In the true spirit of emergent design, last night's session was spent refactoring a chunk of functionality - player action and camera controls were brought over to the new action containers, and player physics was split out into its own handling functions. Collision detection was rewritten (again) because the game's non-linear 3D space makes efficient collision detection a little non-trivial.
And then I spent a good couple of hours banging my head on the keyboard trying to figure out why suddenly my player stopped moving. In the end:
- Buggy rotation code. Rather than copy and paste, or (God forbid) actually moving the old rotation code into an abstracted rotation function, I'd retyped the rotations for the player camera orientations. Big problem, of course: I'd forgot a Conjugate() call on my quaternion code and *foom* everything stopped working correctly.

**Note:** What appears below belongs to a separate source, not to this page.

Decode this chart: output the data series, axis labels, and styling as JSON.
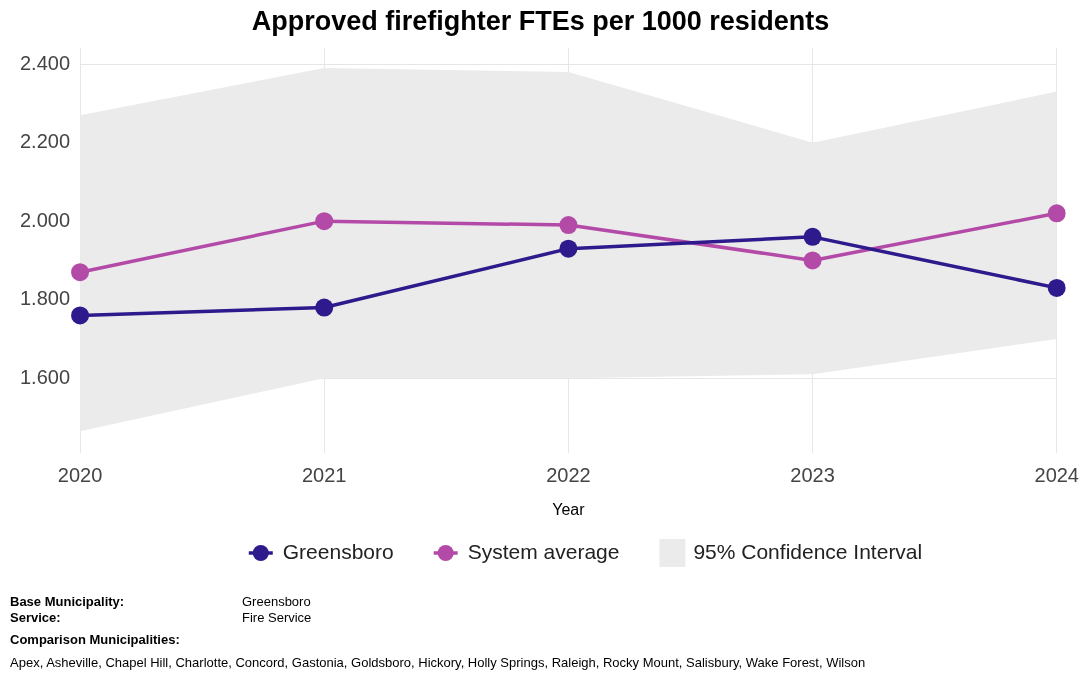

Note to self: You wrote a simpler Rotation function already - use it and optimise later!
- Very small numbers. Measuring the angle between two vectors is all cool and stuff, but translating back from the collision detection's linear result to the non-linear worldspace was causing near-zero rounding errors. Time to swap all that junk out for a proper slerp or - more likely - just use a linear interpolation at that point anyway. After all, we're talking about movement between frames here, it's not like the user's going to notice anything.
Ah well, some thinking on it today then more coding tonight - if I fix this maybe I can go resolve that horrible client connection bug.